5. The last example I want to talk about also relates to our last IPRO audit.  We were found to have a deficiency on our release of information form because we did not have a space on the form that listed WHY information was being transmitted.  I told the reviewer that I did not want to include this information because in my opinion it was not my business to know why a parent would want information transmitted.  Interestingly, the auditor looked at it a totally different way - they indicated that this information needs to be on the form because parents have a right to know MY purposes when I am asking THEM for permission to send their data to other places.  This was a real juxtaposition - the auditor's automatic assumption was that I was the origination for releasing information and I had a responsibility to tell families why I was sending their information out.   In fact, I would NEVER ask a family to send information somewhere - I would only send it where THEY told me to send it!  And it is none of my business to know why they want me to send it somewhere!!!  This is a real illustration of a fundamental problem with the way this process is viewed.  For the record, I complained to the State about this requirement but I have not heard back from them about this  yet.

Parents should know that when they receive services in early intervention and school systems that there is great risk to the privacy of those records.  New regulations that promote use of electronic communication technology are likely to increase the risk of FERPA violation.

Is this a big deal?  YES!  It does not matter if the data released 'only' indicates that a child is receiving occupational therapy.  Your child's educational records are supposed to be private and you should have the expectation that information is not released.

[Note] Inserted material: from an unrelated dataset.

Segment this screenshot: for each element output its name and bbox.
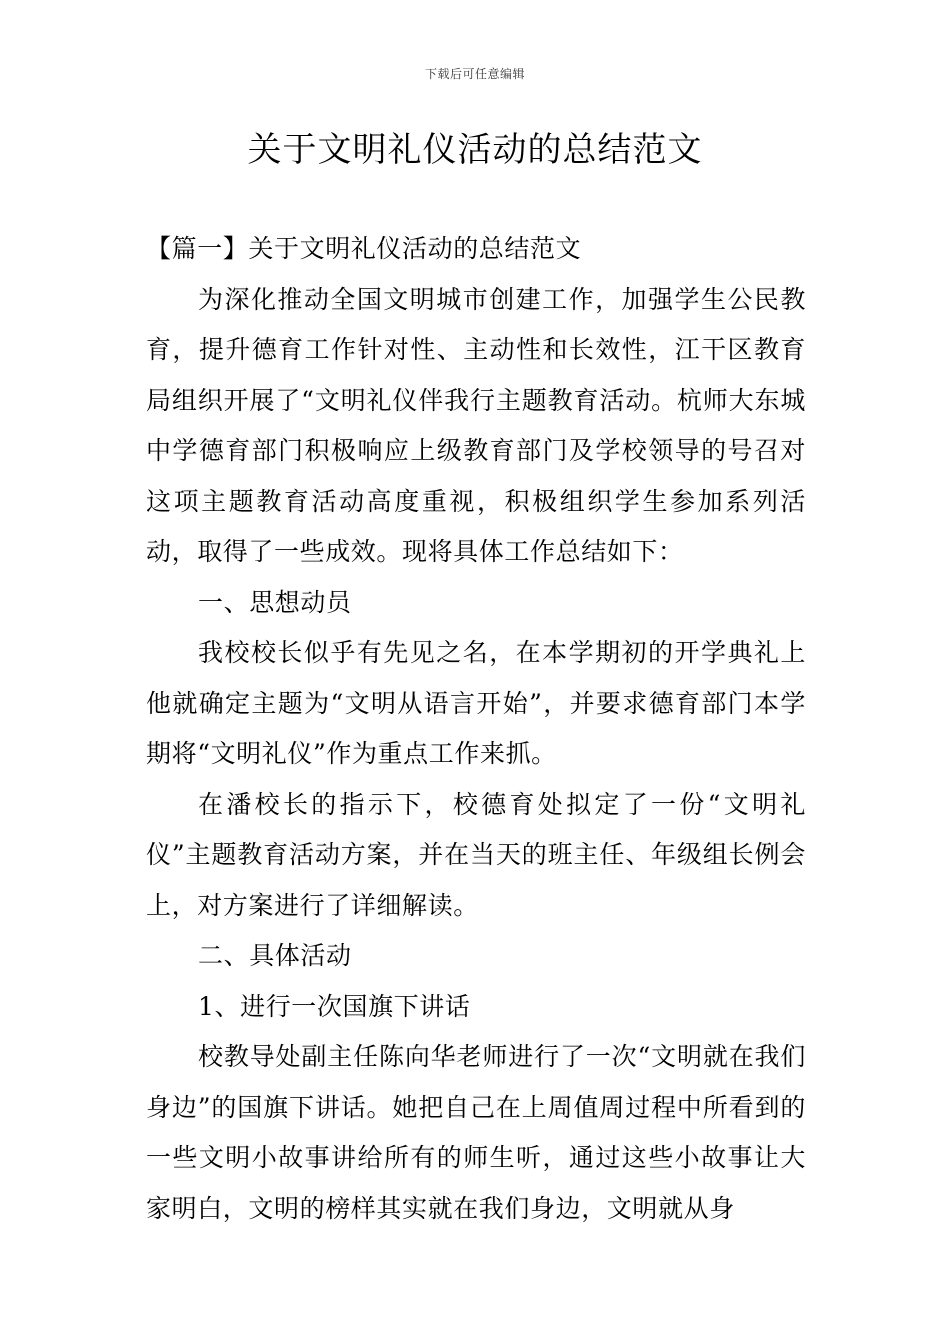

In my opinion these types of FERPA violations don't occur out of malice but they do occur out of carelessness, out of a disregard for the sensitive nature of the information, and out of a warped sense of who should be initiating the release of information.  The frequency and magnitude of these violations is significant.  Parents should demand more accountability from their districts and providers when it comes to privacy of educational records.


Cheryl said...

I agree that #1 seems to be a prevalent error. In our system since the therapists were migrant and had multiple schools to cover (or a different professional would cover an IEP meeting than the one who evaluated the child) everyone had access to every child in the district. However, the computer maintains a record of who has accessed, which is visible to all users. I imagine that could come with similar consequences as looking up a hospital record you were not permitted to see, that if an audit was performed they could determine if a provider was accessing too many records or one that was not appropriate for them. in hospital cases that usually doesn't happen except for high profile cases, employees, or the occasional random audit so it's certainly not foolproof. Maybe if the parent could see the list of who accessed the record change would be quicker in coming.

Christopher Alterio said...

Thanks for your comment, Cheryl. I am not sure if this particular system tracks 'views' but I am aware that it tracks edits.

One concern that I have though is that even having the child's name 'viewable' is a FERPA violation in itself because the child's presence on the list indicates that they are actively open within the special education system. That information should not be openly transmitted.

I think that we have to improve human systems and basic understanding of privacy laws in order to keep up with the pace of our technologies.

Your Therapy Source Inc said...

I certainly understand your concerns. Although for myself, I work in NY and only have access to the students on my caseload on IEP direct. If my caseload changes I have to request the new child to be added and when a child leaves he/she is automatically removed.